The two men scarce knew what to say; they had seen beauty and value disappear before their own eyes, they had seen the incorruptible crumble to dust in their hands. They began to realise that someone, or something, had used their own greed to trick them to their doom.  They began to realise that the light around them had grown brighter, that the door through which they had come was closed to them but that another door, not noticed before, in the opposite wall appeared through its cracks to be lit from behind by a clear blue light; the same light which gave an eerie glow to the mist that was now creeping under it.   They could hear too.  They could hear a sound they were familiar with.  It was the sound of shuffling feet and the odd soft clink of a piece of armour, it was the sound of soldiers drearily marching; marching slowly towards the door.  They  froze in terror. They had fought living men in living battles, that much they could do.  But if these men were who they now, and suddenly, feared them to be; how could they fight the dead!   Then despair overwhelmed them.  Faintly at first, then more clearly, they could hear hollow, melancholy voices chanting. “Our duty is relieved.  Our duty is relieved!”.

The troopers in the oak room were suddenly awakened by the sound of terrified screams.  Screams so loud and terrible it might be doubted they were human.  Grabbing their weapons and dismissing their fear, they rushed dizzily upwards towards the awful sound, calling in vain for their comrades.  They reached the garret room; silence.  The door, once again, was open and on the other side was yet another open door.  They drew their pistols, and followed the way their comrades must have gone.  As they went inside, the door behind them closed.

Outside, the mist began to lose it’s flicker of blue light and to fall from the walls of the house.  The larger part of it seemed to begin drifting back thickly again towards the common, but it quickly began to disperse, disappeared and never returned there.  The rest seemed quietly to sink into the ground around the hall, sinking into the very foundations of Carbrook itself.
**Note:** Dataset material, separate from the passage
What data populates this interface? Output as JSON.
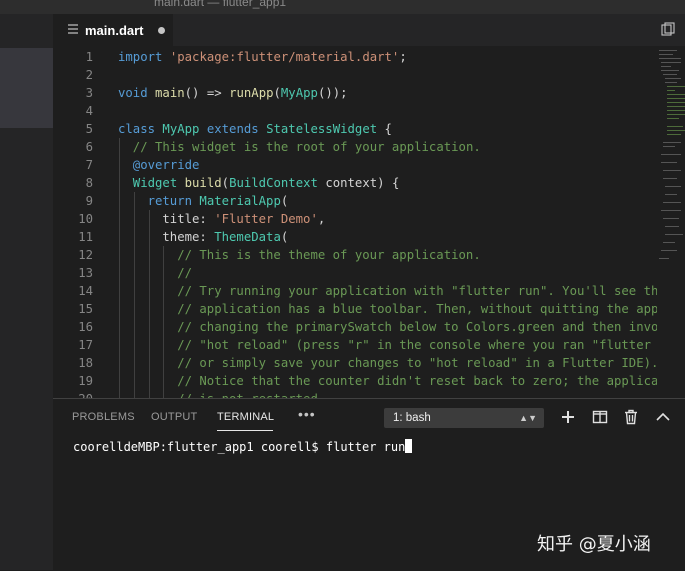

No one seemed to notice the disappearance of corporal Tyler and his troopers.  They were, after all, just six out of thousands and hundreds of men were never seen again in that war.  But nobody can account for the fact that on many occasions since then, six troopers are said to have been seen galloping silently out of Carbrook and round and round the hall, surrounded by a blue mist. 

They have been seen outside in mid air, still walking it seems in parts of the hall long since gone. Perhaps still climbing those stairs to that dreadful room from which none returned. They have been seen in the oak room through the window, eating and drinking.  Always from the late hours of the night, until the early hours of the morning.  Six forgotten souls from a long forgotten war, waiting it seems.  But for what ?  Perhaps for someone foolish enough and greedy enough to replace them, just as they replaced Daniel Dunne, and his ‘ghostly company’.